En un discurso este lunes desde la base naval de Île Longue, en Bretaña, Emmanuel Macron, presidente de Francia, ordenó aumentar el número de ojivas nucleares del país y planteó dar a la disuasión francesa un mayor alcance europeo, invitando a socios que quieran sumarse sin compartir la decisión sobre su uso.
Macron habló ante personal ligado a la fuerza de disuasión embarcada en submarinos nucleares, y justificó el movimiento en un contexto internacional de creciente proliferación y de modernización de arsenales. Recordó que Francia había reducido su stock desde el final de la Guerra Fría a menos de 300 bombas, pero dijo que ahora era “indispensable” reforzar la capacidad de disuasión para proteger intereses vitales, sin definirlos con precisión.
El presidente francés también apuntó directamente a Rusia, a la que describió como “un gran riesgo” por su arsenal y por el desarrollo de nuevas armas, y mencionó a potencias nucleares reconocidas como India y Pakistán, a Corea del Norte y a la expansión militar de China, además de la modernización estadounidense. Al referirse al conflicto en Oriente Medio, aludió a la inestabilidad regional y a un Irán cuyas capacidades nucleares y balísticas, dijo, “no están todavía destruidas”.
La propuesta de una dimensión más europea de la disuasión plantea preguntas políticas y legales: Macron ofreció que socios europeos “que quieran sumarse” compartan la protección estratégica, pero aclaró que no se delegará la autoridad para decidir el uso de armas nucleares. Esa fórmula modifica en los hechos el alcance político de la doctrina francesa, sin transferir la capacidad de decisión sobre empleo de armamento atómico.

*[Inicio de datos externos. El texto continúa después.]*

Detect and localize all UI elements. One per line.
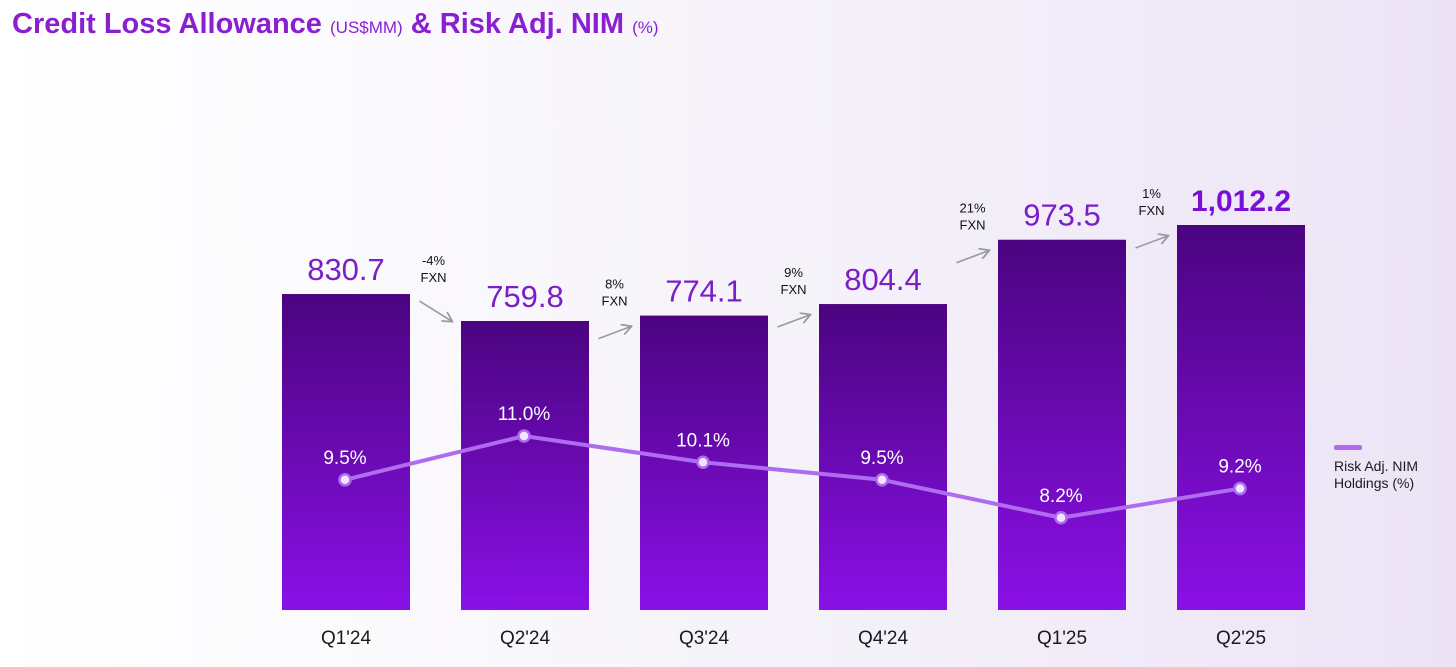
legend: Risk Adj. NIM Holdings (%): [1334, 445, 1444, 492]
x-tick-label-6: Q2'25: [1216, 628, 1266, 649]
nim-line: [344, 434, 1241, 520]
growth-arrow-1: [419, 300, 452, 321]
x-tick-label-4: Q4'24: [858, 628, 909, 649]
growth-arrow-4: [956, 251, 989, 264]
growth-basis-1: FXN: [421, 270, 447, 285]
growth-basis-3: FXN: [781, 282, 807, 297]
title-main: Credit Loss Allowance: [12, 8, 322, 40]
nim-point-4: [875, 473, 889, 487]
growth-basis-5: FXN: [1139, 203, 1165, 218]
title-unit-pct: (%): [632, 18, 659, 37]
nim-value-label-2: 11.0%: [498, 404, 551, 425]
nim-point-3: [696, 455, 710, 470]
bar-value-label-6: 1,012.2: [1191, 185, 1291, 218]
nim-value-label-3: 10.1%: [676, 430, 730, 451]
nim-value-label-1: 9.5%: [323, 448, 366, 469]
growth-pct-3: 9%: [784, 265, 803, 280]
nim-point-6: [1233, 481, 1247, 496]
growth-pct-1: -4%: [422, 253, 446, 268]
nim-point-2: [517, 429, 531, 443]
x-tick-label-5: Q1'25: [1037, 628, 1087, 649]
x-tick-label-1: Q1'24: [321, 628, 372, 649]
growth-basis-4: FXN: [960, 218, 986, 233]
growth-arrow-3: [777, 315, 810, 328]
bar-value-label-1: 830.7: [307, 252, 385, 287]
bar-5: [998, 239, 1126, 610]
nim-value-label-5: 8.2%: [1039, 486, 1082, 507]
growth-pct-2: 8%: [605, 277, 624, 292]
growth-pct-4: 21%: [959, 201, 985, 216]
bar-2: [461, 321, 589, 610]
bar-value-label-5: 973.5: [1023, 198, 1101, 233]
bar-value-label-2: 759.8: [486, 279, 564, 314]
title-secondary: & Risk Adj. NIM: [410, 8, 625, 40]
growth-arrow-5: [1135, 236, 1168, 249]
x-tick-label-3: Q3'24: [679, 628, 730, 649]
growth-pct-5: 1%: [1142, 186, 1161, 201]
bar-value-label-4: 804.4: [844, 262, 922, 297]
growth-basis-2: FXN: [602, 294, 628, 309]
x-tick-label-2: Q2'24: [500, 628, 551, 649]
title-unit-usd: (US$MM): [330, 18, 403, 37]
nim-point-5: [1054, 511, 1068, 525]
nim-value-label-4: 9.5%: [860, 448, 903, 469]
growth-arrow-2: [598, 327, 631, 340]
nim-point-1: [338, 473, 352, 487]
bar-6: [1177, 225, 1305, 610]
bar-1: [282, 294, 410, 610]
legend-label-nim: Risk Adj. NIM Holdings (%): [1334, 458, 1419, 491]
legend-swatch-nim: [1334, 445, 1362, 450]
bar-value-label-3: 774.1: [665, 274, 743, 309]
bar-4: [819, 304, 947, 610]
nim-value-label-6: 9.2%: [1218, 457, 1261, 478]
chart-title: Credit Loss Allowance (US$MM) & Risk Adj…: [12, 8, 659, 41]
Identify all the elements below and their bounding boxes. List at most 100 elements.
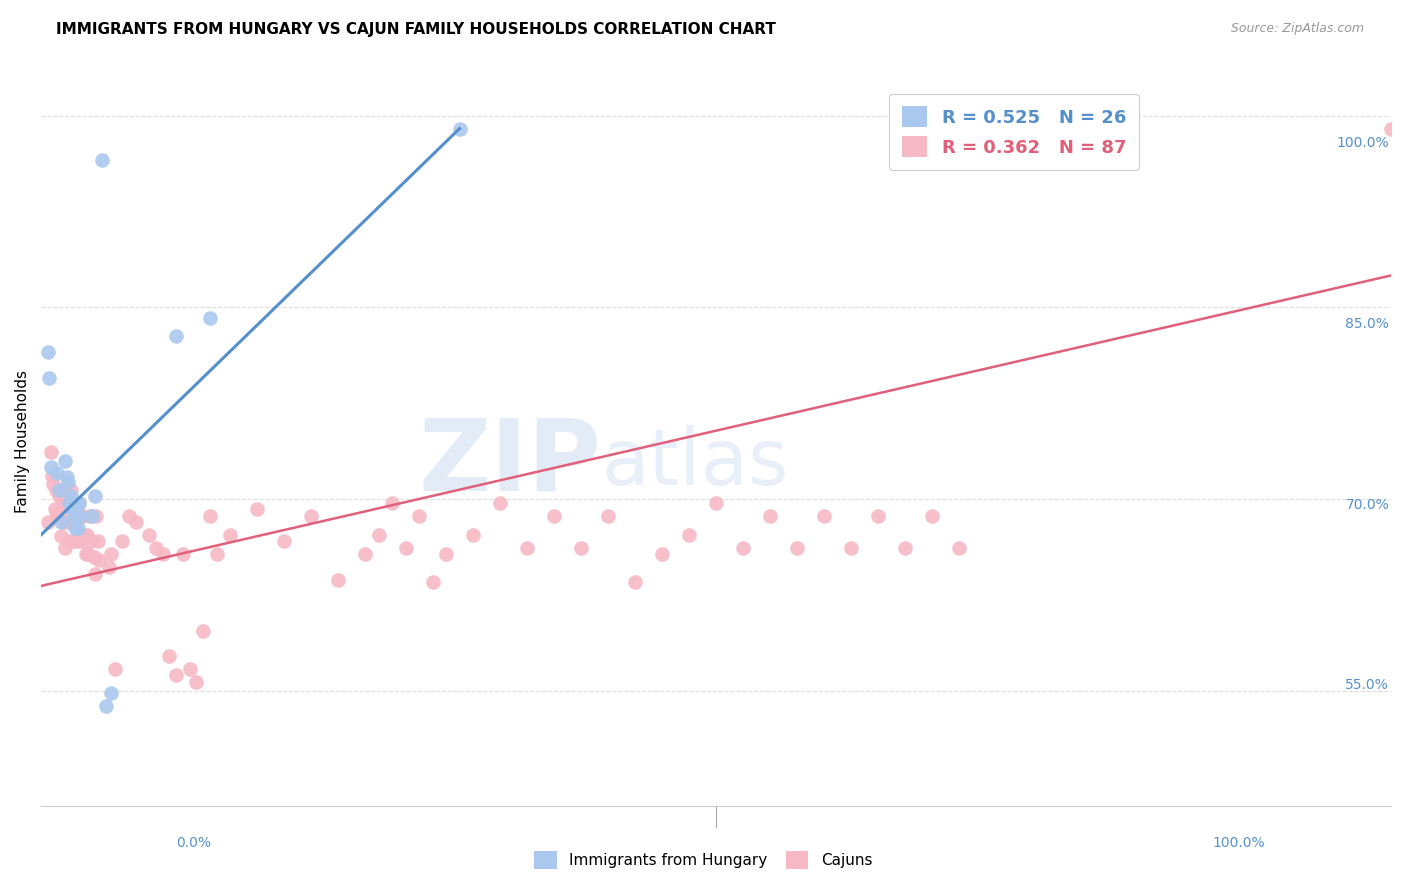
Point	[69, 508, 91, 523]
Text: 100.0%: 100.0%	[1213, 836, 1265, 850]
Point	[65, 496, 87, 510]
Point	[59, 490, 82, 504]
Point	[60, 508, 83, 523]
Point	[759, 508, 782, 523]
Point	[66, 521, 89, 535]
Point	[39, 460, 62, 475]
Point	[56, 515, 79, 529]
Point	[97, 559, 120, 574]
Point	[63, 521, 86, 535]
Point	[704, 496, 727, 510]
Point	[37, 345, 59, 359]
Point	[79, 508, 101, 523]
Point	[84, 490, 107, 504]
Point	[46, 508, 69, 522]
Text: atlas: atlas	[602, 425, 789, 501]
Point	[46, 467, 69, 481]
Point	[55, 496, 77, 510]
Point	[51, 515, 73, 529]
Point	[179, 662, 201, 676]
Point	[60, 502, 83, 516]
Point	[82, 508, 104, 523]
Point	[422, 575, 444, 590]
Point	[449, 121, 471, 136]
Point	[948, 541, 970, 555]
Point	[66, 534, 89, 549]
Point	[73, 528, 96, 542]
Point	[191, 624, 214, 638]
Point	[44, 502, 66, 516]
Point	[118, 508, 141, 523]
Point	[434, 547, 457, 561]
Point	[198, 310, 221, 325]
Point	[89, 553, 111, 567]
Point	[70, 534, 93, 549]
Point	[569, 541, 592, 555]
Point	[678, 528, 700, 542]
Point	[165, 668, 187, 682]
Point	[84, 567, 107, 582]
Point	[75, 547, 97, 561]
Point	[381, 496, 404, 510]
Point	[894, 541, 917, 555]
Point	[80, 534, 103, 549]
Point	[77, 547, 100, 561]
Point	[172, 547, 194, 561]
Point	[326, 573, 349, 587]
Point	[198, 508, 221, 523]
Legend: Immigrants from Hungary, Cajuns: Immigrants from Hungary, Cajuns	[527, 845, 879, 875]
Point	[100, 686, 122, 700]
Point	[42, 476, 65, 491]
Text: IMMIGRANTS FROM HUNGARY VS CAJUN FAMILY HOUSEHOLDS CORRELATION CHART: IMMIGRANTS FROM HUNGARY VS CAJUN FAMILY …	[56, 22, 776, 37]
Point	[51, 529, 73, 543]
Point	[354, 547, 377, 561]
Text: Source: ZipAtlas.com: Source: ZipAtlas.com	[1230, 22, 1364, 36]
Point	[813, 508, 835, 523]
Point	[58, 496, 80, 510]
Point	[45, 483, 67, 497]
Point	[124, 515, 146, 529]
Point	[205, 547, 228, 561]
Point	[63, 496, 86, 510]
Point	[624, 575, 647, 590]
Point	[65, 508, 87, 523]
Point	[55, 470, 77, 484]
Point	[83, 549, 105, 564]
Text: 100.0%: 100.0%	[1337, 136, 1389, 150]
Point	[72, 508, 94, 523]
Point	[1379, 121, 1402, 136]
Point	[41, 469, 63, 483]
Point	[104, 662, 127, 676]
Point	[53, 515, 76, 529]
Point	[138, 528, 160, 542]
Point	[408, 508, 430, 523]
Point	[94, 698, 117, 713]
Point	[489, 496, 512, 510]
Point	[48, 490, 70, 504]
Point	[49, 508, 72, 523]
Point	[55, 453, 77, 467]
Point	[596, 508, 619, 523]
Point	[394, 541, 416, 555]
Point	[367, 528, 389, 542]
Point	[69, 508, 91, 523]
Text: ZIP: ZIP	[419, 415, 602, 512]
Point	[67, 496, 90, 510]
Point	[55, 541, 77, 555]
Point	[111, 534, 134, 549]
Point	[651, 547, 673, 561]
Point	[37, 515, 59, 529]
Point	[543, 508, 565, 523]
Point	[921, 508, 943, 523]
Point	[56, 475, 79, 490]
Point	[516, 541, 538, 555]
Point	[839, 541, 862, 555]
Point	[58, 534, 80, 549]
Point	[62, 534, 84, 549]
Point	[219, 528, 242, 542]
Point	[152, 547, 174, 561]
Point	[39, 444, 62, 458]
Point	[86, 508, 108, 523]
Point	[59, 483, 82, 497]
Point	[87, 534, 110, 549]
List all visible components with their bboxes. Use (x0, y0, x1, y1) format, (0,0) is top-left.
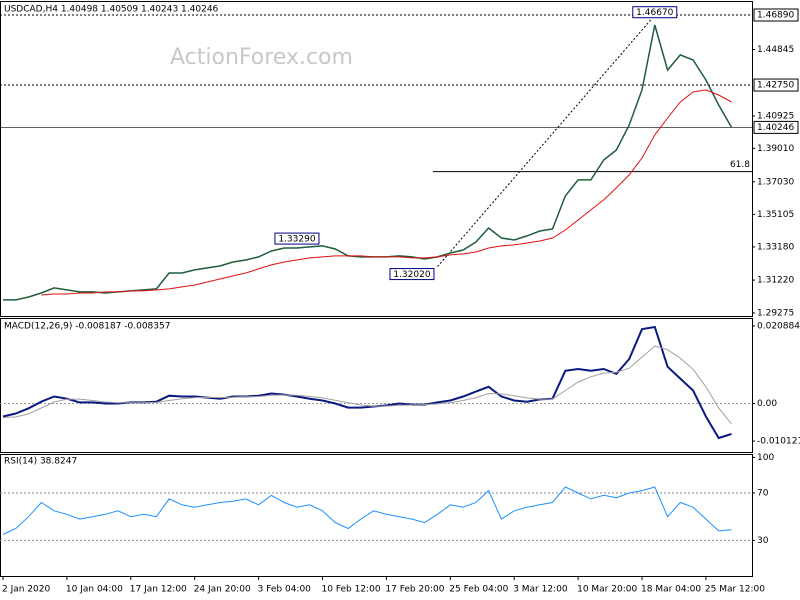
y-tick-label: 1.39010 (757, 144, 794, 154)
series-line (2, 345, 732, 425)
x-tick-label: 2 Jan 2020 (2, 585, 50, 595)
x-tick-label: 25 Mar 12:00 (705, 585, 765, 595)
y-tick-label: 1.29275 (757, 309, 794, 319)
level-box (753, 8, 799, 22)
level-label: 1.40246 (757, 123, 794, 133)
y-tick-label: 1.35105 (757, 210, 794, 220)
annotation-box (632, 6, 678, 19)
x-tick-label: 25 Feb 04:00 (449, 585, 508, 595)
y-tick-label: 1.31220 (757, 276, 794, 286)
x-tick-label: 17 Jan 12:00 (130, 585, 187, 595)
level-box (753, 78, 799, 92)
x-tick-label: 10 Feb 12:00 (322, 585, 381, 595)
y-tick-label: -0.010121 (757, 437, 800, 447)
series-line (41, 89, 732, 296)
y-tick-label: 1.33180 (757, 242, 794, 252)
y-tick-label: 1.40925 (757, 111, 794, 121)
watermark: ActionForex.com (170, 45, 353, 70)
x-tick-label: 17 Feb 20:00 (385, 585, 444, 595)
y-tick-label: 0.00 (757, 399, 777, 409)
annotation-label: 1.33290 (278, 235, 315, 245)
annotation-box (274, 232, 320, 245)
macd-panel (0, 318, 753, 453)
rsi-panel (0, 454, 753, 577)
y-tick-label: 30 (757, 536, 769, 546)
x-tick-label: 10 Jan 04:00 (66, 585, 123, 595)
annotation-label: 1.46670 (636, 8, 673, 18)
x-tick-label: 3 Mar 12:00 (513, 585, 568, 595)
price-panel (0, 1, 753, 317)
level-label: 1.42750 (757, 81, 794, 91)
y-tick-label: 1.44845 (757, 45, 794, 55)
x-tick-label: 3 Feb 04:00 (258, 585, 312, 595)
x-tick-label: 24 Jan 20:00 (194, 585, 251, 595)
y-tick-label: 70 (757, 488, 769, 498)
y-tick-label: 100 (757, 453, 774, 463)
fib-label: 61.8 (730, 160, 750, 170)
x-tick-label: 18 Mar 04:00 (641, 585, 701, 595)
series-line (2, 486, 732, 535)
rsi-title: RSI(14) 38.8247 (4, 457, 77, 467)
trend-line (437, 18, 653, 267)
annotation-label: 1.32020 (393, 270, 430, 280)
y-tick-label: 1.37030 (757, 177, 794, 187)
macd-title: MACD(12,26,9) -0.008187 -0.008357 (4, 322, 170, 332)
level-box (753, 120, 799, 134)
chart-title: USDCAD,H4 1.40498 1.40509 1.40243 1.4024… (4, 5, 219, 15)
annotation-box (389, 268, 435, 281)
x-tick-label: 10 Mar 20:00 (577, 585, 637, 595)
level-label: 1.46890 (757, 10, 794, 20)
y-tick-label: 0.020884 (757, 321, 800, 331)
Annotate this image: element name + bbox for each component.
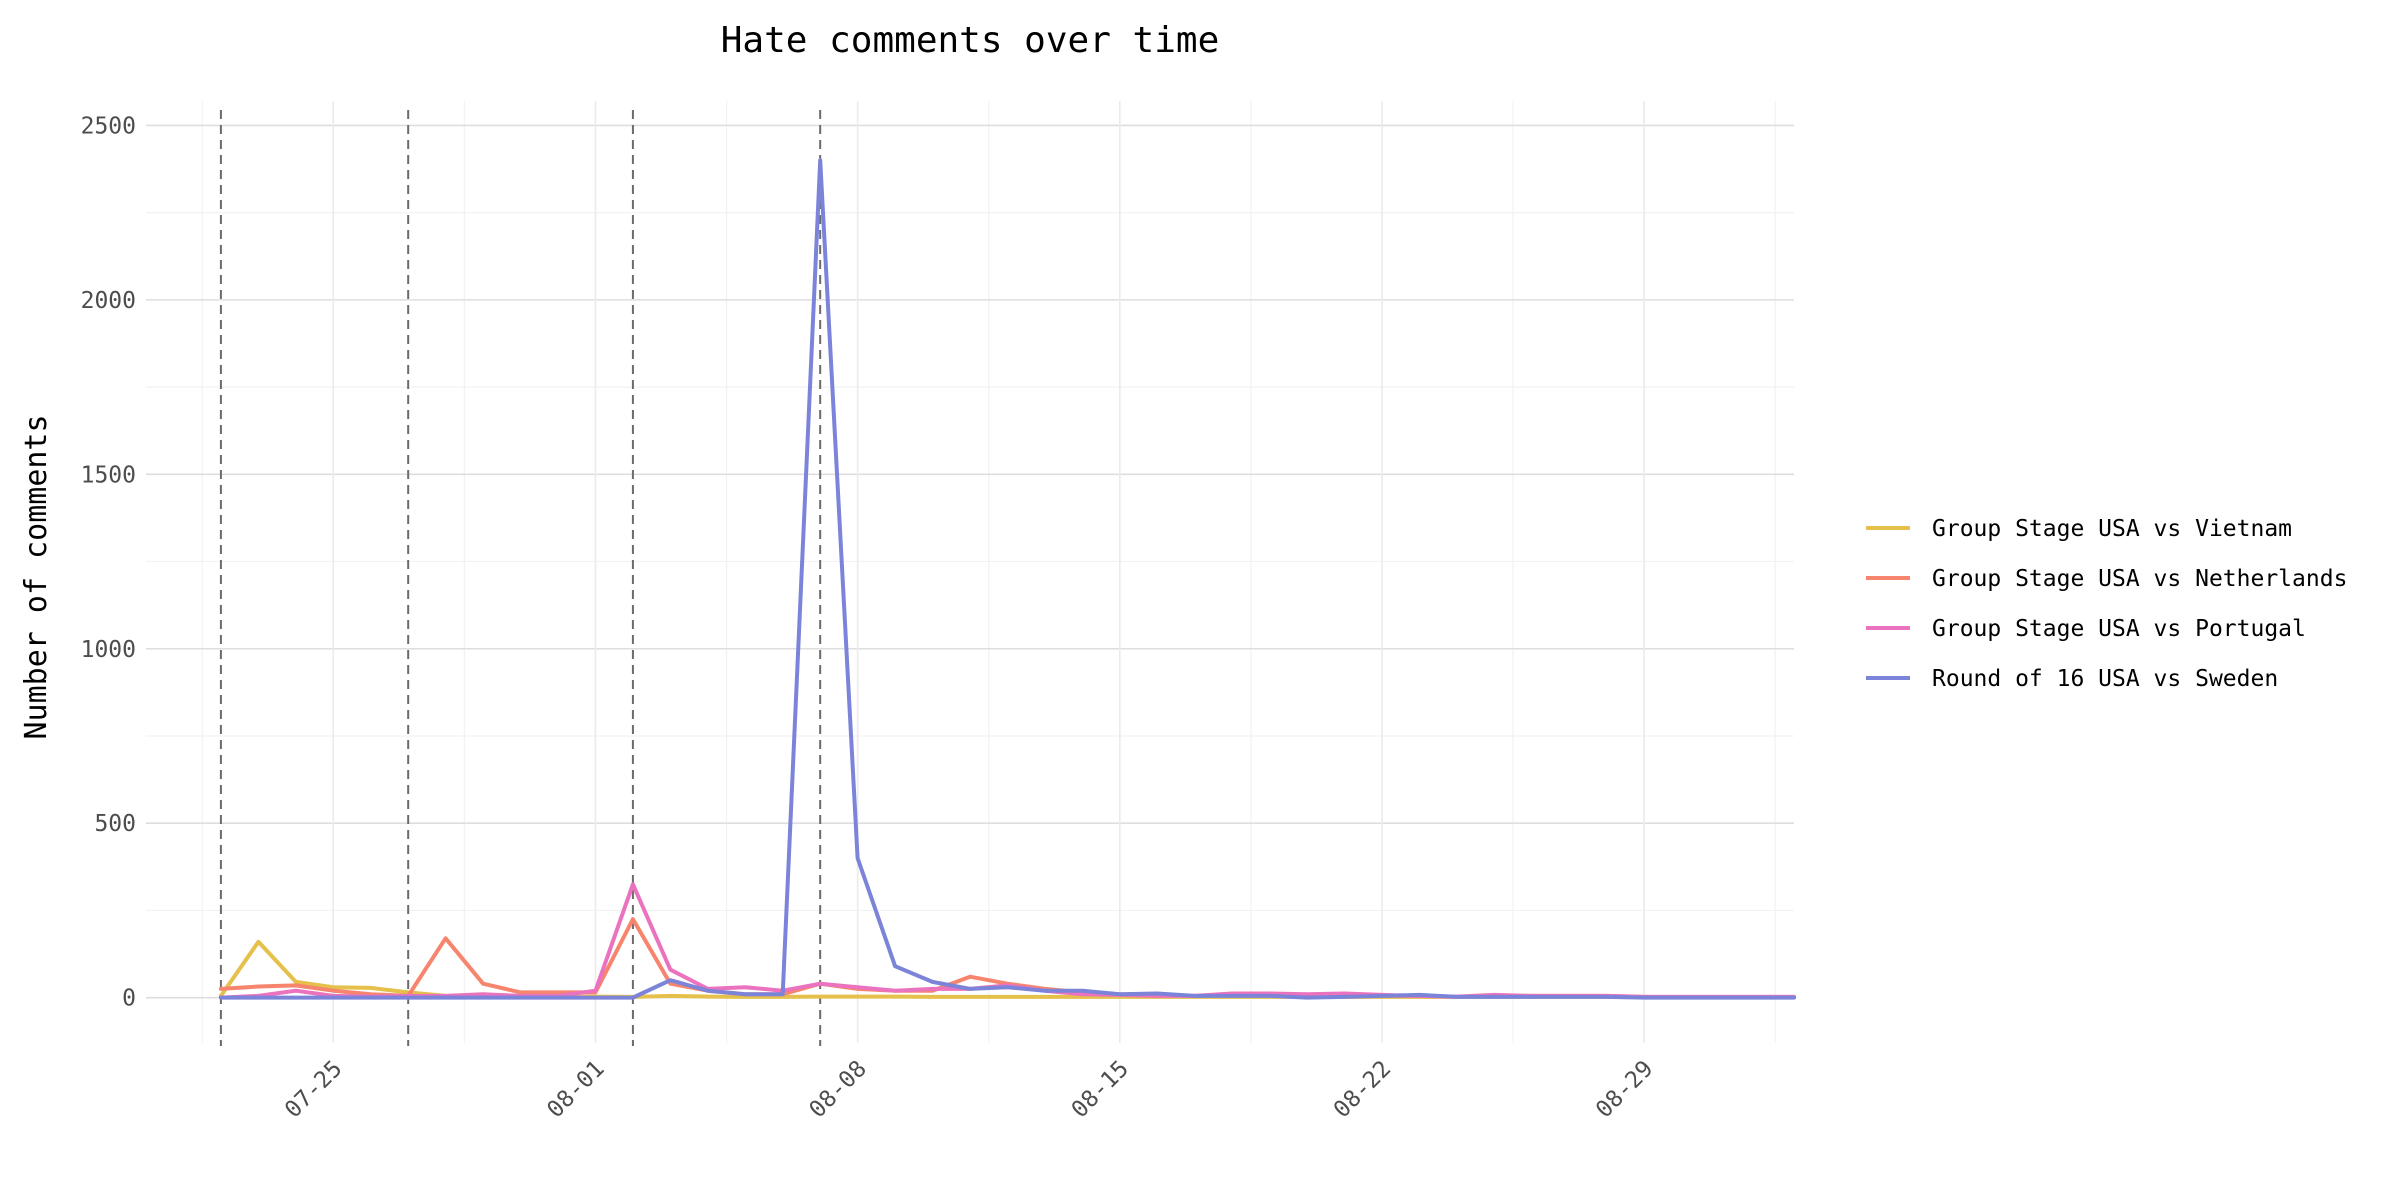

Hasta ahora no ha habido adhesiones públicas de capitales europeas relevantes y varios gobiernos mantienen una postura cautelosa, según comunicados y declaraciones oficiales consultadas. La iniciativa reabre además el debate sobre la modernización nuclear dentro de la OTAN, la Organización del Tratado del Atlántico Norte, y sobre si la Unión Europea, bloque de 27 países, debe coordinar capacidades estratégicas más estrechamente.
Para América Latina y Chile, la decisión tiene implicaciones simbólicas y diplomáticas claras. La región es una zona libre de armas nucleares amparada por el Tratado de Tlatelolco, y Chile es parte activa de foros multilaterales sobre desarme y no proliferación, incluido el Tratado de No Proliferación Nuclear, conocido por sus siglas como TNP. Un reforzamiento de arsenales en Europa complica las negociaciones de control de armas y puede reducir el espacio para acuerdos de desarme en instancias donde Estados como Chile participan.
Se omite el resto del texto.